Hutan Kota Bondas dan Harapan Baru Ruang Olahraga Warga Batu
Batu | Serulingmedia.com – Kehadiran jogging track baru di Hutan Kota Bondas menjadi angin segar bagi masyarakat Kota Batu yang mendambakan ruang olahraga publik yang nyaman, aman, dan representatif.
Meski hingga kini area tersebut masih dalam tahap penyempurnaan dan belum sepenuhnya dibuka untuk umum, antusiasme warga pecinta olahraga lari mulai terlihat .
Banyak masyarakat yang sudah mencoba lintasan baru itu untuk sekadar jogging ringan maupun berolahraga bersama keluarga.
Sebelumnya, jalur pedestrian di kawasan Hutan Kota Bondas sering menuai keluhan dari warga.
Permukaan lintasan yang licin dan berlumut dianggap membahayakan pejalan kaki, terutama saat musim huan.
Tidak sedikit warga yang memilih menghindari area tersebut karena khawatir terpeleset. Kondisi itu tentu berbanding terbalik dengan fungsi hutan kota yang seharusnya menjadi ruang terbuka hijau sekaligus tempat rekreasi dan olahraga masyarakat.
Kini wajah kawasan itu berubah cukup signifikan.

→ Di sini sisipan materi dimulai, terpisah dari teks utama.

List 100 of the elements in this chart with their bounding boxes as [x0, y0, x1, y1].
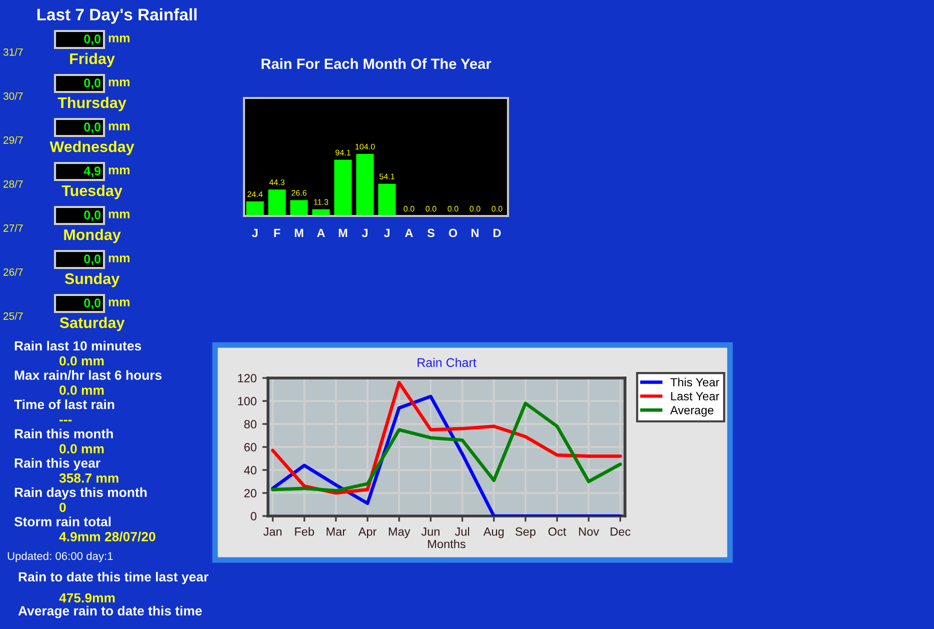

Lintasan yang sebelumnya kusam telah disulap menjadi jogging track berwarna merah yang lebih rapi dan nyaman digunakan.
Perubahan tersebut memberikan nuansa baru bagi Hutan Kota Bondas. Selain menambah estetika kawasan, keberadaan lintasan lari juga menjadi simbol meningkatnya perhatian terhadap kebutuhan fasilitas olahraga publik di Kota Batu.
Bagi masyarakat, olahraga tidak lagi sekadar aktivitas menjaga kebugaran, tetapi juga menjadi bagian dari gaya hidup sehat.

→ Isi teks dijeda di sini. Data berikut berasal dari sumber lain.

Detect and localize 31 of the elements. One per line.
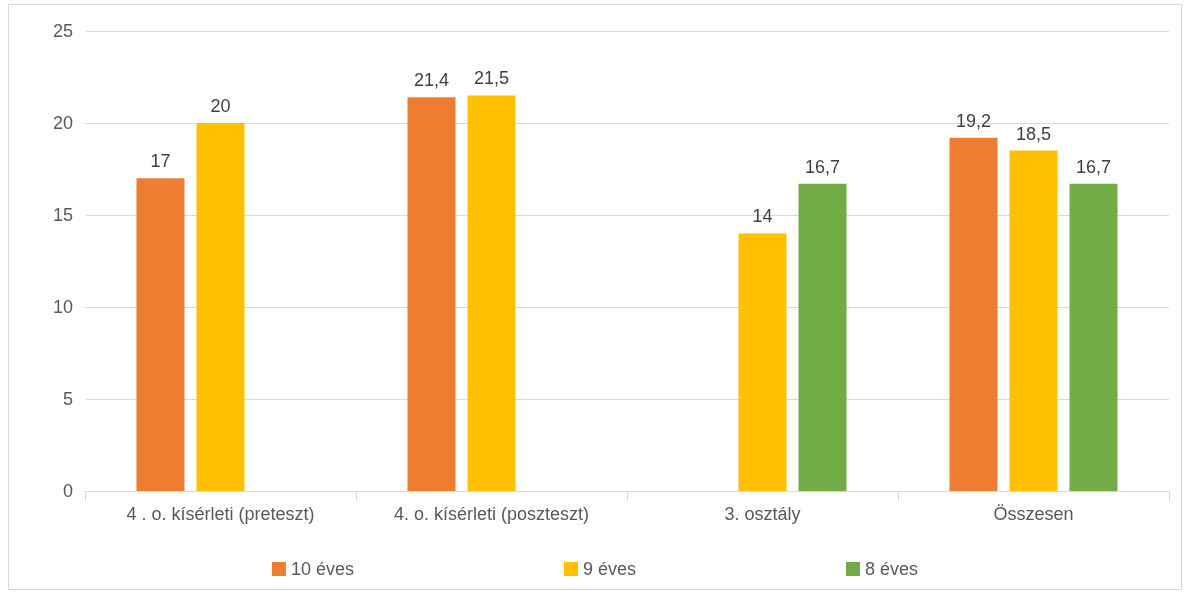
legend-label: 8 éves xyxy=(865,559,919,579)
y-tick-label: 5 xyxy=(62,389,73,409)
bar xyxy=(1009,150,1058,491)
bar xyxy=(467,95,516,491)
data-label: 16,7 xyxy=(804,156,841,177)
data-label: 21,5 xyxy=(473,68,510,89)
data-label: 19,2 xyxy=(955,110,992,131)
y-tick-label: 25 xyxy=(52,21,73,41)
y-tick-label: 15 xyxy=(52,205,73,225)
y-tick-label: 10 xyxy=(52,297,73,317)
bar xyxy=(196,123,245,491)
bar xyxy=(738,233,787,491)
data-label: 18,5 xyxy=(1015,123,1052,144)
x-tick-label: 4 . o. kísérleti (preteszt) xyxy=(126,504,315,524)
legend-label: 9 éves xyxy=(582,559,637,579)
data-label: 20 xyxy=(210,96,231,116)
y-tick-label: 20 xyxy=(52,113,73,133)
x-tick-label: 3. osztály xyxy=(724,504,801,524)
x-tick-label: Összesen xyxy=(993,504,1074,524)
bar xyxy=(798,183,847,491)
bar xyxy=(136,178,185,491)
data-label: 21,4 xyxy=(413,70,450,91)
x-tick-label: 4. o. kísérleti (poszteszt) xyxy=(393,504,590,524)
data-label: 16,7 xyxy=(1075,156,1112,177)
bar xyxy=(407,97,456,491)
data-label: 17 xyxy=(150,151,171,172)
legend-label: 10 éves xyxy=(290,559,354,579)
bar xyxy=(949,137,998,491)
y-tick-label: 0 xyxy=(62,481,73,501)
data-label: 14 xyxy=(752,206,773,227)
bar xyxy=(1069,183,1118,491)
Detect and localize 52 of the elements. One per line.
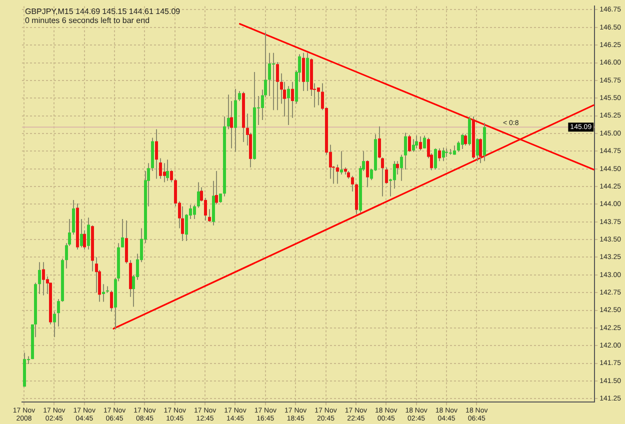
candlestick [238,90,241,102]
candlestick [181,206,184,242]
candlestick [400,154,403,182]
candlestick [378,126,381,159]
candlestick [408,134,411,152]
candlestick [340,150,343,175]
candlestick [208,208,211,222]
candlestick [102,284,105,302]
candlestick [381,157,384,197]
candlestick [464,134,467,146]
candlestick [438,148,441,162]
candlestick [393,160,396,190]
text: 0 minutes 6 seconds left to bar end [25,16,150,26]
candlestick [268,52,271,97]
candlestick [38,262,41,295]
candlestick [385,166,388,184]
candlestick [366,160,369,188]
candlestick [396,160,399,175]
candlestick [42,262,45,296]
candlestick [53,311,56,338]
candlestick [272,52,275,111]
candlestick [291,81,294,118]
candlestick [170,170,173,183]
candlestick [159,158,162,180]
candlestick [476,138,479,162]
candlestick [434,148,437,170]
candlestick [227,94,230,130]
candlestick [419,136,422,151]
candlestick [404,132,407,170]
candlestick [110,290,113,312]
candlestick [412,138,415,152]
candlestick [317,87,320,106]
candlestick [276,62,279,111]
candlestick [197,182,200,208]
candlestick [461,134,464,150]
candlestick [219,193,222,204]
candlestick [415,135,418,149]
candlestick [193,204,196,220]
candlestick [57,298,60,328]
candlestick [87,217,90,250]
candlestick [479,138,482,164]
candlestick [80,218,83,248]
candlestick [287,86,290,126]
candlestick [423,135,426,149]
chart-title: GBPJPY,M15 144.69 145.15 144.61 145.09 [25,7,180,17]
candlestick [121,218,124,248]
candlestick [155,128,158,180]
candlestick [163,162,166,183]
candlestick [442,147,445,162]
candlestick [336,164,339,184]
candlestick [351,175,354,192]
candlestick [166,159,169,182]
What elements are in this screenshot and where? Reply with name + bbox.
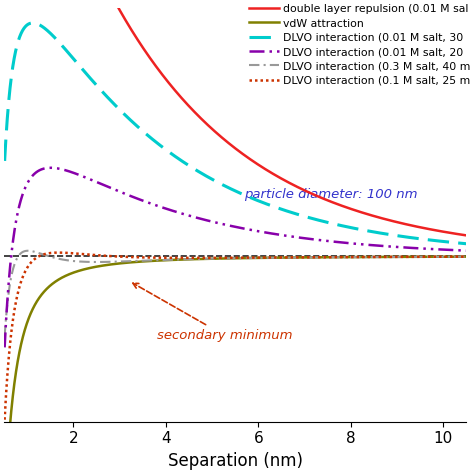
X-axis label: Separation (nm): Separation (nm) [168,452,303,470]
Legend: double layer repulsion (0.01 M sal, vdW attraction, DLVO interaction (0.01 M sal: double layer repulsion (0.01 M sal, vdW … [249,4,471,86]
Text: particle diameter: 100 nm: particle diameter: 100 nm [245,188,418,201]
Text: secondary minimum: secondary minimum [133,283,292,342]
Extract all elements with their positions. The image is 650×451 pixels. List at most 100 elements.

Karena itu, keberadaan jogging track di ruang terbuka hijau seperti Hutan Kota Bondas dinilai sangat tepat. Udara yang sejuk, pepohonan rindang, serta suasana asri menjadi daya tarik tersendiri bagi warga untuk berolahraga tanpa harus pergi jauh ke pusat kebugaran modern.
Erika, salah satu warga yang datang bersama temannya, mengungkapkan rasa kegembiraannya ketika melihat kondisi Hutan Kota Bondas yang kini berubah lebih baik.
Menurutnya, keberadaan jogging track membuat masyarakat memiliki tempat olahraga yang aman dan nyaman tanpa harus berlari di jalan raya.
“Enak sekarang tidak perlu lari di jalan raya. Cukup di sini saja,” ungkapnya, Sabtu( 23/5/2026).
Tidak hanya warga yang merasakan dampak positifnya, para pelaku usaha kecil di sekitar kawasan juga menaruh harapan besar terhadap meningkatnya aktivitas masyarakat di Hutan Kota Bondas.
Pak Udin, penjual bakso yang mangkal di sekitar taman, berharap keramaian pengunjung dapat terus meningkat setiap harinya karena akan berdampak pada bertambahnya pembeli.
Semangat warga Batu untuk memanfaatkan fasilitas ini juga menunjukkan meningkatnya kesadaran masyarakat terhadap pentingnya hidup sehat.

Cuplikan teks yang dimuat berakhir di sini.